Yasin AKTAY
Gündemdeki anayasa değişikliği süreci yer yer sert tartışmalara sahne oluyor. TBMM'de yer yer fiziksel karşılaşmalara kadar varan bu tartışmaların sertliğine fazla takılmamak gerekiyor. Bunlar siyasi ihtilafın temel teşkil ettiği demokrasiyi hazmetmiş bir kültür açısından yadırganacak tablolar değil.
Neticede Türkiye'de bir yönetim sistemi değişikliğine gidiliyor. Konu elbette sadece bir yönetim sistemiyle ilgilidir ama CHP'lilerin kendi duruşlarını haklılaştırmak için olayı bir “rejim değişikliği” diye ajite etmelerini de anlamak zor değil. Bu ajitasyonla ortaya bir argüman koymadan, yani hedef kitlelerinin aklına değil sadece duygularına bir müdahalede bulunarak bir siyasi performans ortaya koymaya çalışıyorlar.
Olay elbette azımsanacak gibi değil. Aslında CHP'liler de üzerinde biraz düşünürlerse yapılacak değişikliğin Türkiye'nin daha iyi, daha etkili, daha rasyonel bir yönetimi için çok faydalı bir değişiklik olduğunu görürler.
Israrla bu değişikliğin sadece Cumhurbaşkanı sayın Recep Tayyip Erdoğan için yapıldığını söylüyorlar. Şu açıklıkta söylüyoruz ki, olay sadece Sayın Erdoğan'la ilgili olsaydı, onun bugünkü ortamda çok daha büyük bir yetkiye ve imkana sahip olduğunu görürlerdi. Bugün Cumhurbaşkanının mevcut sistemle sahip olduğu yetkiler ile Erdoğan'ın AK Parti içindeki fiili ve doğal nüfuzu ona zaten istediğinde gereken bütün yetkileri veriyor.
Bunu herkes gibi CHP'liler de görüyor aslında ve akıllarının almadığı şeyi soruyorlar: “Neden o halde? Daha ne isteniyor?” Bir daha söyleyelim o zaman, olay Sayın Erdoğan'ın şahsıyla değil, tamamen Türkiye ile alakalı. Türkiye'nin 2002'den beri bir başkanlık sisteminin sağlayabileceği bütün avantajları fiilen yaşamış olduğu doğrudur. O halde neden parlamenter sistemin ötesine geçilme ihtiyacı hissediliyor? Diye soruluyor. Çünkü bu dönemde hissedilen bütün bu avantajlar tamamen Erdoğan'ın müstesna liderliği sayesinde yaşandı.
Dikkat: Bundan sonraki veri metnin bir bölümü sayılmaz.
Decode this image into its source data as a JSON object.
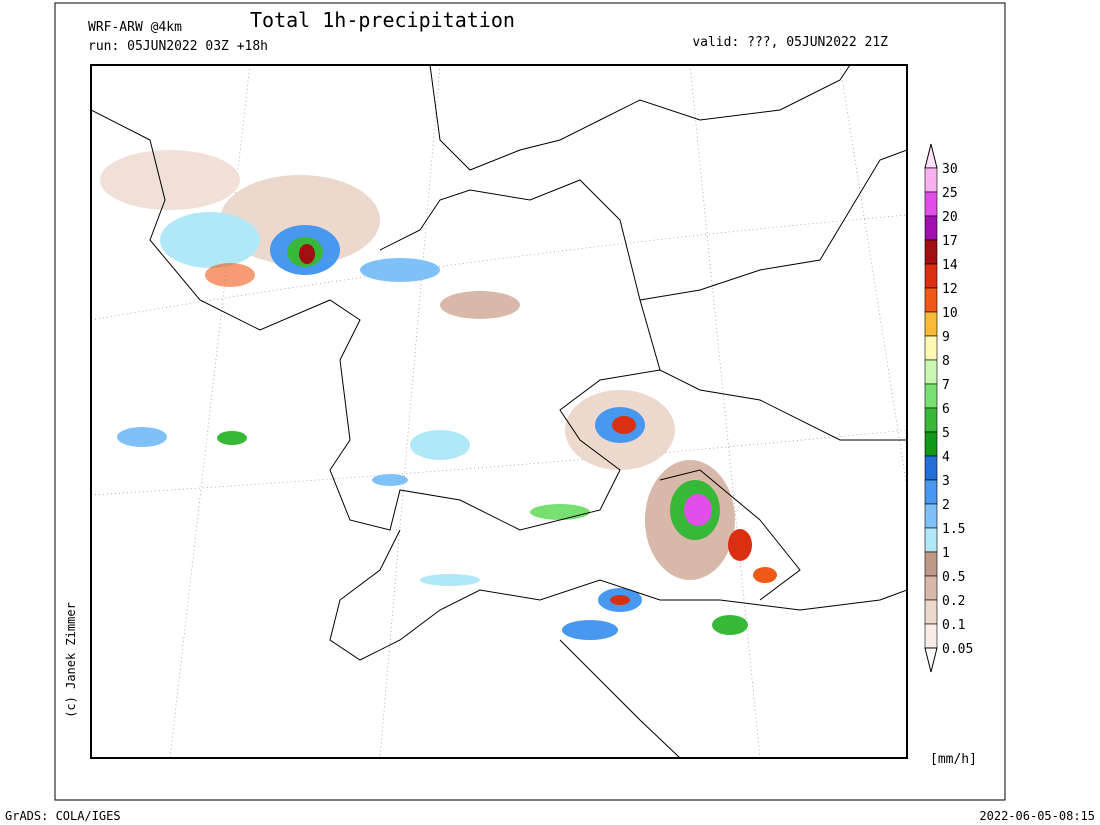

Tam da sistemi Erdoğan sonrası için de, Türkiye'nin daha verimli bir yönetimi için hazırlamak gerekiyor. Türkiye için tartışılmaz olarak gerekli ve faydalı olan bu sisteme ise kabul edelim ki Erdoğan'dan başka kimse hazırlayamaz(dı). Nitekim daha önce bir çok lider bunun sözünü açtı ama açmasıyla kapatması bir oldu, çünkü onların hiç birinin toplumda Erdoğan kadar geniş bir kabulü yoktu.
Şöyle bakalım olaya. Mevcut parlamenter sistem artık Türkiye'yi taşıyamayacak hale gelmiş bir yapı gibi. Yıkım kararı alınmış ve buradan taşınmamız lazım. Bu yapıyla devam etmemizin riskleri üzerinde saatlerce konuşabilir, sayfalarca yazabiliriz. Bu riskli yapıdan Türkiye halkı olarak bizi daha iyi taşıyacak, daha rahat edeceğimiz bir yapıya taşınmalıyız. Böyle bir değişimden yana huzuru bozulacak, çıkarları zedelenecek insanlar elbette olacaktır. Hiçbir sosyal değişim bu anlamda sancısız olmaz. Ama mevcut yapıya karşı duygusal bağlılıklar taşıyanların dile getirdiği itirazlar olayı gereğinden fazla dramatize etmiş oluyor.
Cumhurbaşkanlığı sistemine yapılan itirazda AK Parti cenahına da hitap etmeye çalışan ve onları ikna etmeye en yakın argüman, cumhurbaşkanı yetkilerinin Erdoğan dışında seçilebilecek farklı bir kişide olması halinde çok tehlikeli bir hale gelebileceğidir.
Açıkçası bu itiraz bir yandan mevcut durumda Cumhurbaşkanının bundan daha az ne yetkisi olduğunu hesaba katmıyor. Diğer yandan bütün ihtimalleri bir defada tüketmeyi hedefliyor. Oysa siyaset bitimsiz bir mücadele sürecedir ve hiçbir zaman hiç kimsenin ilanihaye hep kazanmasını temin edecek bir demokratik sistem yok.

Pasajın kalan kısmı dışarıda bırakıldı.